Apesar dos progressos alcançados, Lelis destacou as dificuldades enfrentadas pelos produtores: “Isso requer um investimento significativo: equipamentos adequados, sementes, conhecimento e tecnologia. Não temos incentivos; o único que recebemos atualmente é em relação à produtividade.”
Indústria e exportação puxam as exigências de sustentabilidade
Paulo Pianez, diretor global de Sustentabilidade da BRF/Marfrig, destacou que as grandes indústrias exportadoras estão enfrentando requisitos cada vez mais rigorosos em relação a critérios ambientais, sociais e de governança (ESG).
“Nossos padrões são bastante elevados, pois somos exportadores. Exigimos áreas livres de desmatamento, sem produção em terras indígenas ou quilombolas, sem trabalho escravo ou infantil e sem embargos – isso é o básico”, listou Pianez.
“Transformar tudo isso em prática é o verdadeiro desafio. As exigências estão crescendo, especialmente por parte de investidores e instituições financeiras, na forma de concessão de créditos.”

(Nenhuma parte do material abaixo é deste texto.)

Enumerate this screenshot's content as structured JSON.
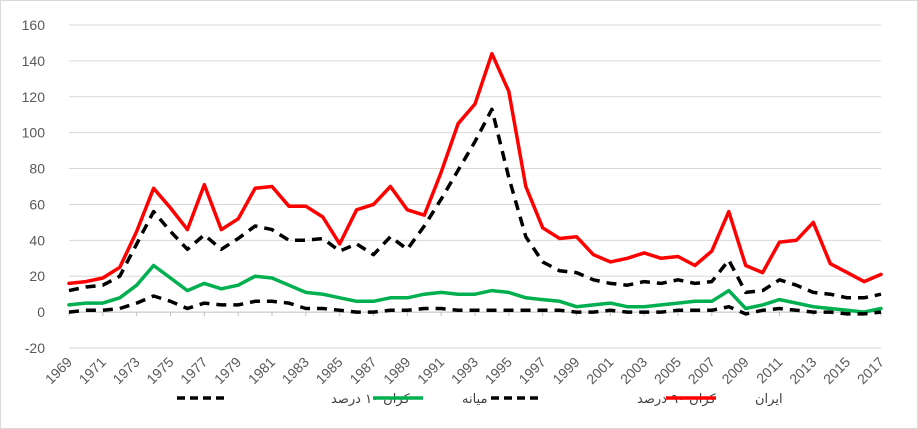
{
  "chart_data": {
    "type": "line",
    "title": "",
    "xlabel": "",
    "ylabel": "",
    "ylim": [
      -20,
      160
    ],
    "yticks": [
      "-20",
      "0",
      "20",
      "40",
      "60",
      "80",
      "100",
      "120",
      "140",
      "160"
    ],
    "x": [
      1969,
      1970,
      1971,
      1972,
      1973,
      1974,
      1975,
      1976,
      1977,
      1978,
      1979,
      1980,
      1981,
      1982,
      1983,
      1984,
      1985,
      1986,
      1987,
      1988,
      1989,
      1990,
      1991,
      1992,
      1993,
      1994,
      1995,
      1996,
      1997,
      1998,
      1999,
      2000,
      2001,
      2002,
      2003,
      2004,
      2005,
      2006,
      2007,
      2008,
      2009,
      2010,
      2011,
      2012,
      2013,
      2014,
      2015,
      2016,
      2017
    ],
    "xticks": [
      "1969",
      "1971",
      "1973",
      "1975",
      "1977",
      "1979",
      "1981",
      "1983",
      "1985",
      "1987",
      "1989",
      "1991",
      "1993",
      "1995",
      "1997",
      "1999",
      "2001",
      "2003",
      "2005",
      "2007",
      "2009",
      "2011",
      "2013",
      "2015",
      "2017"
    ],
    "grid": true,
    "legend_position": "bottom",
    "series": [
      {
        "name": "کران ۱۰ درصد",
        "color": "#000000",
        "dash": true,
        "values": [
          12,
          14,
          15,
          20,
          38,
          56,
          45,
          35,
          43,
          35,
          41,
          48,
          46,
          40,
          40,
          41,
          34,
          38,
          32,
          42,
          35,
          48,
          63,
          79,
          95,
          113,
          75,
          42,
          28,
          23,
          22,
          18,
          16,
          15,
          17,
          16,
          18,
          16,
          17,
          29,
          11,
          12,
          18,
          15,
          11,
          10,
          8,
          8,
          10
        ]
      },
      {
        "name": "میانه",
        "color": "#00b050",
        "dash": false,
        "values": [
          4,
          5,
          5,
          8,
          15,
          26,
          19,
          12,
          16,
          13,
          15,
          20,
          19,
          15,
          11,
          10,
          8,
          6,
          6,
          8,
          8,
          10,
          11,
          10,
          10,
          12,
          11,
          8,
          7,
          6,
          3,
          4,
          5,
          3,
          3,
          4,
          5,
          6,
          6,
          12,
          2,
          4,
          7,
          5,
          3,
          2,
          1,
          0,
          2
        ]
      },
      {
        "name": "کران ۹۰ درصد",
        "color": "#000000",
        "dash": true,
        "values": [
          0,
          1,
          1,
          2,
          5,
          9,
          6,
          2,
          5,
          4,
          4,
          6,
          6,
          5,
          2,
          2,
          1,
          0,
          0,
          1,
          1,
          2,
          2,
          1,
          1,
          1,
          1,
          1,
          1,
          1,
          0,
          0,
          1,
          0,
          0,
          0,
          1,
          1,
          1,
          3,
          -1,
          1,
          2,
          1,
          0,
          0,
          -1,
          -1,
          0
        ]
      },
      {
        "name": "ایران",
        "color": "#ff0000",
        "dash": false,
        "values": [
          16,
          17,
          19,
          25,
          45,
          69,
          58,
          46,
          71,
          46,
          52,
          69,
          70,
          59,
          59,
          53,
          38,
          57,
          60,
          70,
          57,
          54,
          78,
          105,
          116,
          144,
          123,
          70,
          47,
          41,
          42,
          32,
          28,
          30,
          33,
          30,
          31,
          26,
          34,
          56,
          26,
          22,
          39,
          40,
          50,
          27,
          22,
          17,
          21
        ]
      }
    ]
  }
}
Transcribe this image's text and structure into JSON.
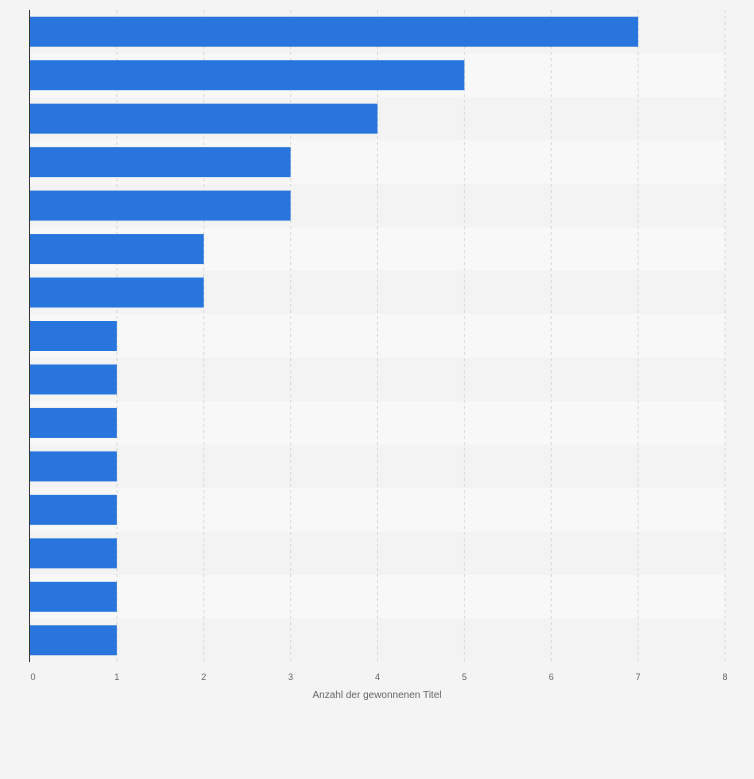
{
  "chart_data": {
    "type": "bar",
    "orientation": "horizontal",
    "values": [
      7,
      5,
      4,
      3,
      3,
      2,
      2,
      1,
      1,
      1,
      1,
      1,
      1,
      1,
      1
    ],
    "xlabel": "Anzahl der gewonnenen Titel",
    "xlim": [
      0,
      8
    ],
    "xticks": [
      "0",
      "1",
      "2",
      "3",
      "4",
      "5",
      "6",
      "7",
      "8"
    ],
    "grid": true,
    "bar_color": "#2876dd"
  }
}
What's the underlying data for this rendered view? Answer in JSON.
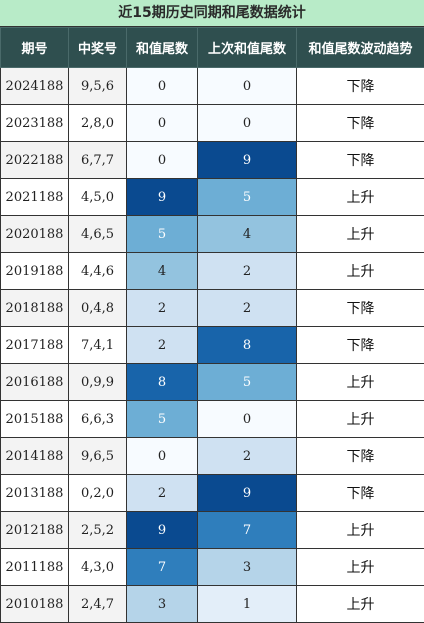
{
  "title": "近15期历史同期和尾数据统计",
  "headers": [
    "期号",
    "中奖号",
    "和值尾数",
    "上次和值尾数",
    "和值尾数波动趋势"
  ],
  "colors": {
    "0": "#f7fbff",
    "1": "#e3eef9",
    "2": "#cfe1f2",
    "3": "#b5d4e9",
    "4": "#93c3df",
    "5": "#6daed5",
    "6": "#4b97c9",
    "7": "#2f7ebc",
    "8": "#1864aa",
    "9": "#0a4a90"
  },
  "rows": [
    {
      "period": "2024188",
      "numbers": "9,5,6",
      "tail": 0,
      "prev_tail": 0,
      "trend": "下降"
    },
    {
      "period": "2023188",
      "numbers": "2,8,0",
      "tail": 0,
      "prev_tail": 0,
      "trend": "下降"
    },
    {
      "period": "2022188",
      "numbers": "6,7,7",
      "tail": 0,
      "prev_tail": 9,
      "trend": "下降"
    },
    {
      "period": "2021188",
      "numbers": "4,5,0",
      "tail": 9,
      "prev_tail": 5,
      "trend": "上升"
    },
    {
      "period": "2020188",
      "numbers": "4,6,5",
      "tail": 5,
      "prev_tail": 4,
      "trend": "上升"
    },
    {
      "period": "2019188",
      "numbers": "4,4,6",
      "tail": 4,
      "prev_tail": 2,
      "trend": "上升"
    },
    {
      "period": "2018188",
      "numbers": "0,4,8",
      "tail": 2,
      "prev_tail": 2,
      "trend": "下降"
    },
    {
      "period": "2017188",
      "numbers": "7,4,1",
      "tail": 2,
      "prev_tail": 8,
      "trend": "下降"
    },
    {
      "period": "2016188",
      "numbers": "0,9,9",
      "tail": 8,
      "prev_tail": 5,
      "trend": "上升"
    },
    {
      "period": "2015188",
      "numbers": "6,6,3",
      "tail": 5,
      "prev_tail": 0,
      "trend": "上升"
    },
    {
      "period": "2014188",
      "numbers": "9,6,5",
      "tail": 0,
      "prev_tail": 2,
      "trend": "下降"
    },
    {
      "period": "2013188",
      "numbers": "0,2,0",
      "tail": 2,
      "prev_tail": 9,
      "trend": "下降"
    },
    {
      "period": "2012188",
      "numbers": "2,5,2",
      "tail": 9,
      "prev_tail": 7,
      "trend": "上升"
    },
    {
      "period": "2011188",
      "numbers": "4,3,0",
      "tail": 7,
      "prev_tail": 3,
      "trend": "上升"
    },
    {
      "period": "2010188",
      "numbers": "2,4,7",
      "tail": 3,
      "prev_tail": 1,
      "trend": "上升"
    }
  ]
}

Ele observou que, embora o consumidor final ainda não exerça uma pressão significativa por práticas sustentáveis — focando mais em aspectos como segurança, qualidade e preço —, os grandes mercados importadores, como a União Europeia e a Ásia, já estão aumentando a regulamentação.
“Precisamos atender a essas demandas. Temos a tecnologia e o conhecimento necessários, mas precisamos de escalabilidade e recursos financeiros.”
Pianez também ressaltou que a produção regenerativa deve ser economicamente viável: “Não há como falar em produção sustentável se ela não for lucrativa.”
Cadeia produtiva precisa distribuir riscos e compartilhar valor
André Germanos, gerente de Negócios de Carbono e Agricultura Regenerativa para a América Latina da Archer Daniels Midland Company (ADM), que é uma das líderes globais em processamento de alimentos e comercialização de commodities, apresentou uma visão abrangente da cadeia produtiva, destacando que tanto a agricultura quanto a indústria de processamento enfrentam desafios na adoção de práticas regenerativas.
“A resposta da cadeia varia em termos de ritmo e características dependendo da região”, afirmou. Germanos argumentou que o custo da transição para uma agricultura sustentável não deve recair apenas sobre os produtores: “É fundamental distribuir esses custos por toda a cadeia e unir esforços.”
Ele também enfatizou a necessidade de envolver o mercado financeiro e o setor de seguros para facilitar a implementação das práticas sustentáveis. “Precisamos criar valor para todos os envolvidos”, afirmou. “Como podemos integrar o mercado financeiro, o setor de seguros e os insumos biológicos? É essencial catalisar forças, coordenar ações e identificar sinergias.”
Além disso, Germanos apontou que a coleta e o registro de dados para evidenciar a evolução das práticas ainda apresentam altos custos. Muitos agricultores e cooperativas enfrentam dificuldades financeiras para investir em equipamentos de monitoramento, softwares de análise e mão de obra especializada necessária para coletar e interpretar dados eficientemente.
“É crucial registrar e estabelecer indicadores-chave (KPIs) que comprovem o que já sabemos: que o agro é sustentável.” Para isso, segundo ele, é necessário investir em tecnologias mais acessíveis e na capacitação técnica dos agricultores, permitindo-lhes coletar e analisar dados de maneira eficaz para demonstrar a sustentabilidade de suas práticas.